Same characteristic polynomial $\iff$ same eigenvalues?

Question

This proves: Similar matrices have the same characteristic polynomial. (Lay P277 Theorem 4)

I prefer https://math.stackexchange.com/a/8407/53259, but this proves that they have the same eigenvalues.

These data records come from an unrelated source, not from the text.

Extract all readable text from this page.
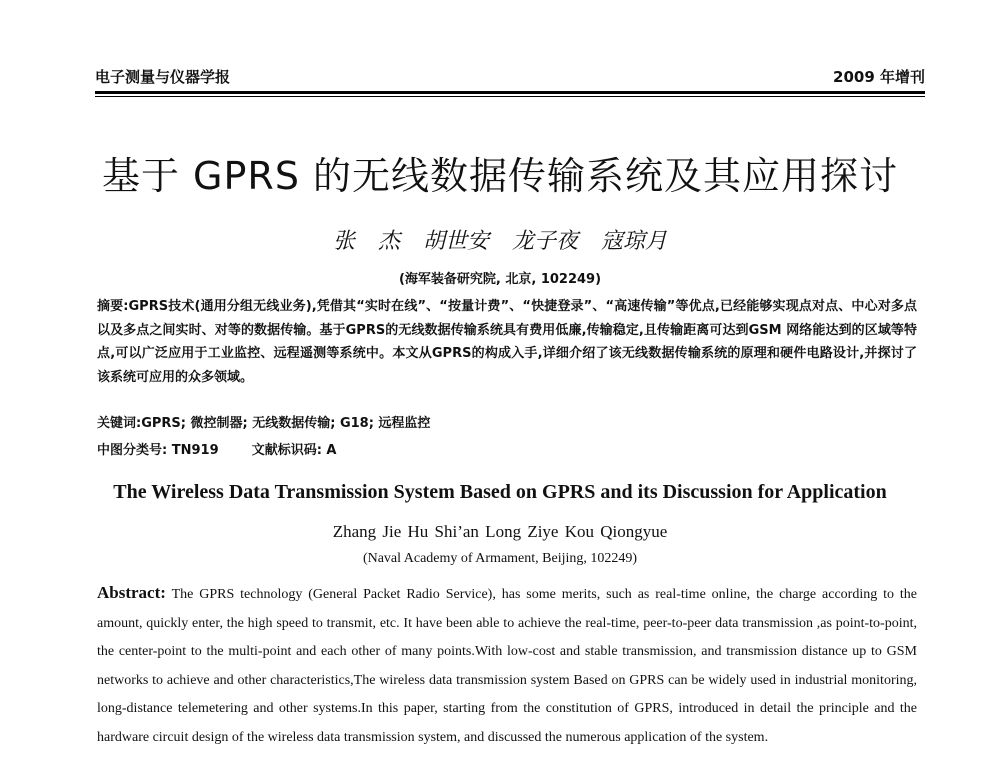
电子测量与仪器学报	2009 年增刊
基于 GPRS 的无线数据传输系统及其应用探讨
张 杰 胡世安 龙子夜 寇琼月
(海军装备研究院, 北京, 102249)
摘要:GPRS技术(通用分组无线业务),凭借其“实时在线”、“按量计费”、“快捷登录”、“高速传输”等优点,已经能够实现点对点、中心对多点以及多点之间实时、对等的数据传输。基于GPRS的无线数据传输系统具有费用低廉,传输稳定,且传输距离可达到GSM 网络能达到的区域等特点,可以广泛应用于工业监控、远程遥测等系统中。本文从GPRS的构成入手,详细介绍了该无线数据传输系统的原理和硬件电路设计,并探讨了该系统可应用的众多领域。
关键词:GPRS; 微控制器; 无线数据传输; G18; 远程监控
中图分类号: TN919	文献标识码: A
The Wireless Data Transmission System Based on GPRS and its Discussion for Application
Zhang Jie Hu Shi’an Long Ziye Kou Qiongyue
(Naval Academy of Armament, Beijing, 102249)
Abstract: The GPRS technology (General Packet Radio Service), has some merits, such as real-time online, the charge according to the amount, quickly enter, the high speed to transmit, etc. It have been able to achieve the real-time, peer-to-peer data transmission ,as point-to-point, the center-point to the multi-point and each other of many points.With low-cost and stable transmission, and transmission distance up to GSM networks to achieve and other characteristics,The wireless data transmission system Based on GPRS can be widely used in industrial monitoring, long-distance telemetering and other systems.In this paper, starting from the constitution of GPRS, introduced in detail the principle and the hardware circuit design of the wireless data transmission system, and discussed the numerous application of the system.
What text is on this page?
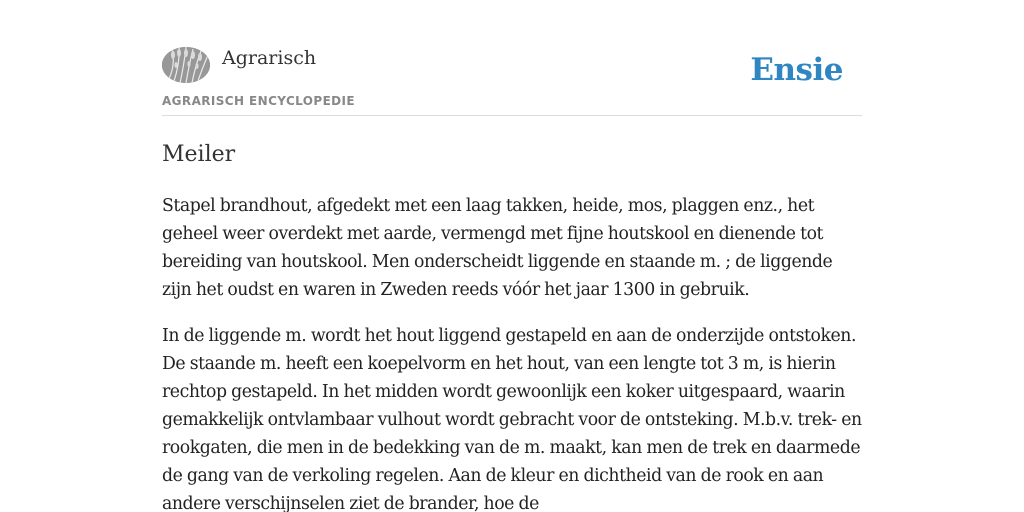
Agrarisch
AGRARISCH ENCYCLOPEDIE
Ensie
Meiler

Stapel brandhout, afgedekt met een laag takken, heide, mos, plaggen enz., het geheel weer overdekt met aarde, vermengd met fijne houtskool en dienende tot bereiding van houtskool. Men onderscheidt liggende en staande m. ; de liggende zijn het oudst en waren in Zweden reeds vóór het jaar 1300 in gebruik.

In de liggende m. wordt het hout liggend gestapeld en aan de onderzijde ontstoken. De staande m. heeft een koepelvorm en het hout, van een lengte tot 3 m, is hierin rechtop gestapeld. In het midden wordt gewoonlijk een koker uitgespaard, waarin gemakkelijk ontvlambaar vulhout wordt gebracht voor de ontsteking. M.b.v. trek- en rookgaten, die men in de bedekking van de m. maakt, kan men de trek en daarmede de gang van de verkoling regelen. Aan de kleur en dichtheid van de rook en aan andere verschijnselen ziet de brander, hoe de
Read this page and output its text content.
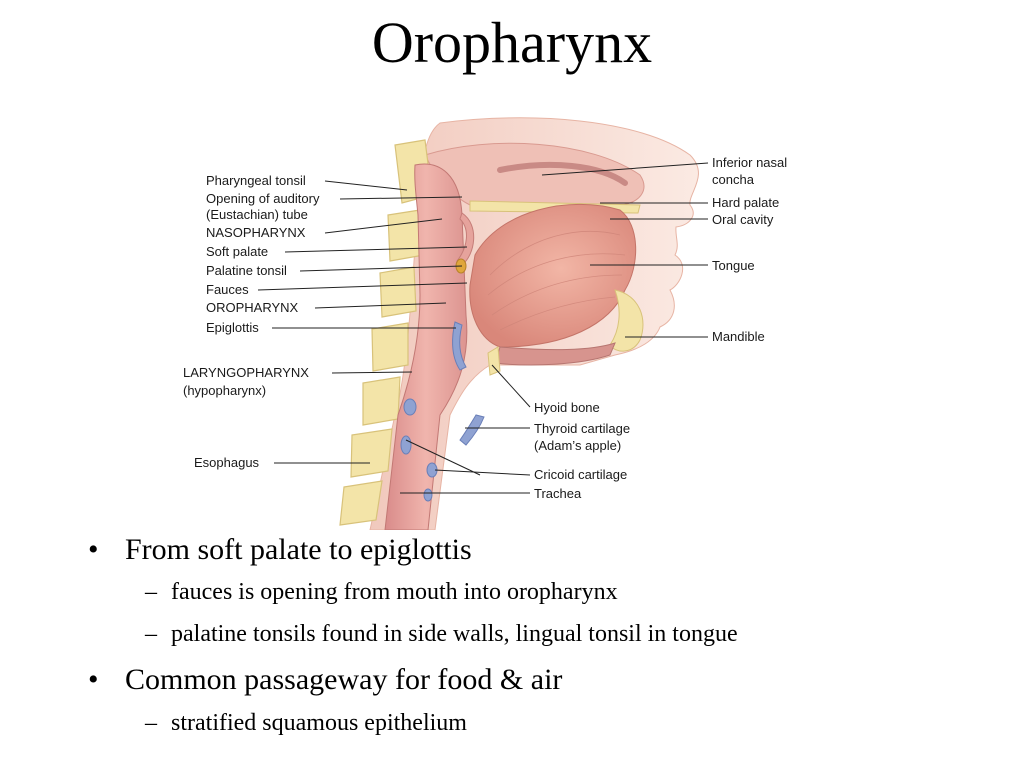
Oropharynx
Pharyngeal tonsil
Opening of auditory
(Eustachian) tube
NASOPHARYNX
Soft palate
Palatine tonsil
Fauces
OROPHARYNX
Epiglottis
LARYNGOPHARYNX
(hypopharynx)
Esophagus
Inferior nasal
concha
Hard palate
Oral cavity
Tongue
Mandible
Hyoid bone
Thyroid cartilage
(Adam’s apple)
Cricoid cartilage
Trachea
• From soft palate to epiglottis
– fauces is opening from mouth into oropharynx
– palatine tonsils found in side walls, lingual tonsil in tongue
• Common passageway for food & air
– stratified squamous epithelium
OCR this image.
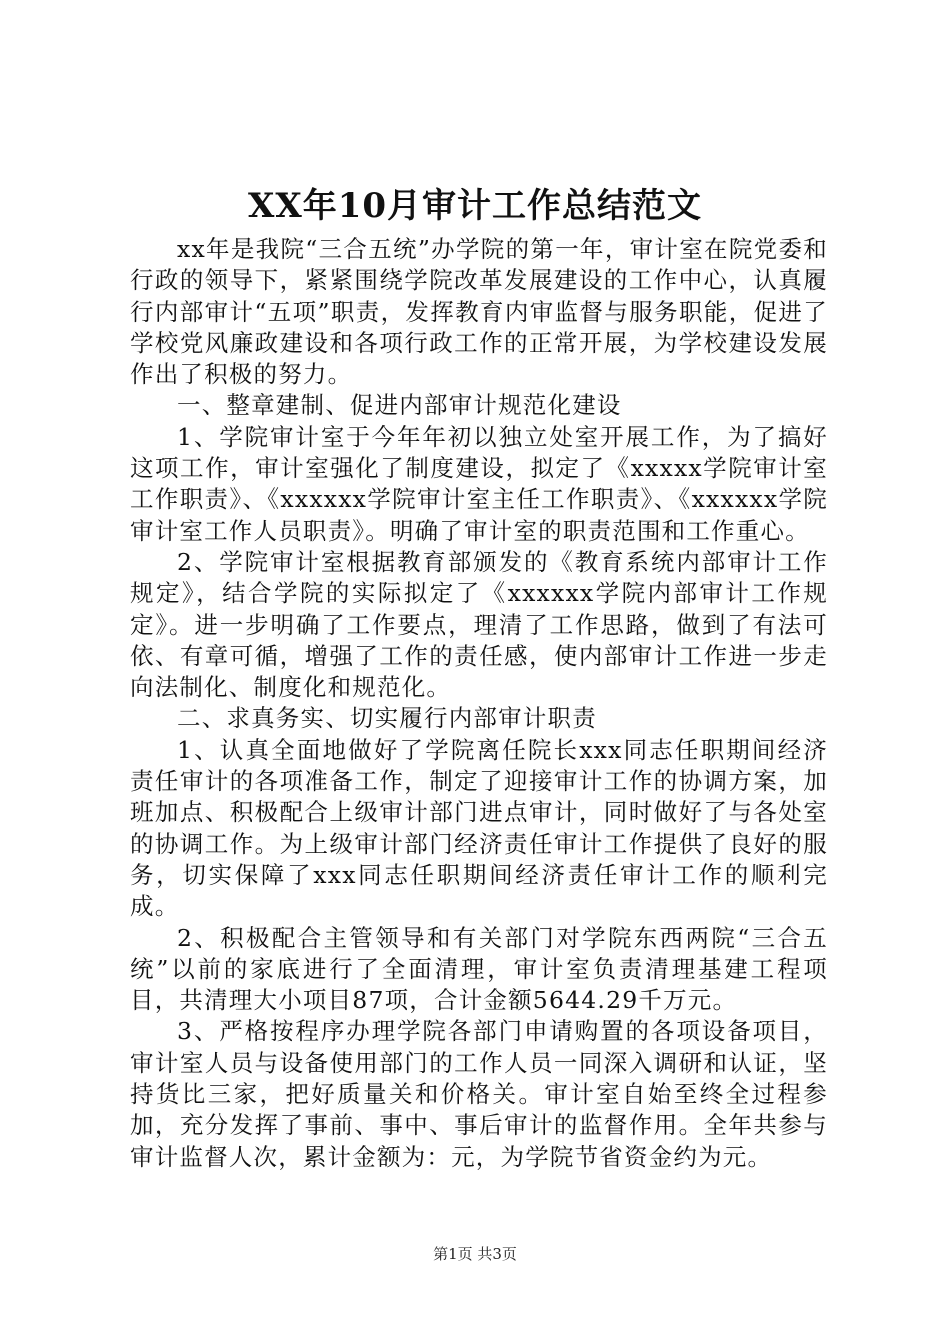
XX年10月审计工作总结范文

xx年是我院“三合五统”办学院的第一年，审计室在院党委和行政的领导下，紧紧围绕学院改革发展建设的工作中心，认真履行内部审计“五项”职责，发挥教育内审监督与服务职能，促进了学校党风廉政建设和各项行政工作的正常开展，为学校建设发展作出了积极的努力。

一、整章建制、促进内部审计规范化建设

1、学院审计室于今年年初以独立处室开展工作，为了搞好这项工作，审计室强化了制度建设，拟定了《xxxxx学院审计室工作职责》、《xxxxxx学院审计室主任工作职责》、《xxxxxx学院审计室工作人员职责》。明确了审计室的职责范围和工作重心。

2、学院审计室根据教育部颁发的《教育系统内部审计工作规定》，结合学院的实际拟定了《xxxxxx学院内部审计工作规定》。进一步明确了工作要点，理清了工作思路，做到了有法可依、有章可循，增强了工作的责任感，使内部审计工作进一步走向法制化、制度化和规范化。

二、求真务实、切实履行内部审计职责

1、认真全面地做好了学院离任院长xxx同志任职期间经济责任审计的各项准备工作，制定了迎接审计工作的协调方案，加班加点、积极配合上级审计部门进点审计，同时做好了与各处室的协调工作。为上级审计部门经济责任审计工作提供了良好的服务，切实保障了xxx同志任职期间经济责任审计工作的顺利完成。

2、积极配合主管领导和有关部门对学院东西两院“三合五统”以前的家底进行了全面清理，审计室负责清理基建工程项目，共清理大小项目87项，合计金额5644.29千万元。

3、严格按程序办理学院各部门申请购置的各项设备项目，审计室人员与设备使用部门的工作人员一同深入调研和认证，坚持货比三家，把好质量关和价格关。审计室自始至终全过程参加，充分发挥了事前、事中、事后审计的监督作用。全年共参与审计监督人次，累计金额为：元，为学院节省资金约为元。

第1页 共3页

Are they equivalent? What about in general, even for matrices which are NOT similar?

Answer 1

1. If $A$ and $B$ have the same characteristic polynomial, then clearly the have the same eigenvalues, these are the zeros of the characteristic polynomial.
2. The converse is generally not true: for example $$ A=\left[\matrix{1&0&0\cr 0&0&1\cr 0&0&0}\right],\quad B=\left[\matrix{1&1&0\cr 0&1&0\cr 0&0&0}\right] $$ we have $\sigma(A)=\sigma(B)=\{0,1\}$, but $\chi_A(X)=X^2(X-1)$, $\chi_B(X)=X(X-1)^2$.

Answer 2

"What about in general, even for matrices which are NOT similar?" You can get matrices A and B, jordan matrices, with the same characteristic polynomial and same eigenvalues and the matrices ARE NOT EQUIVALENT Jordan matrices.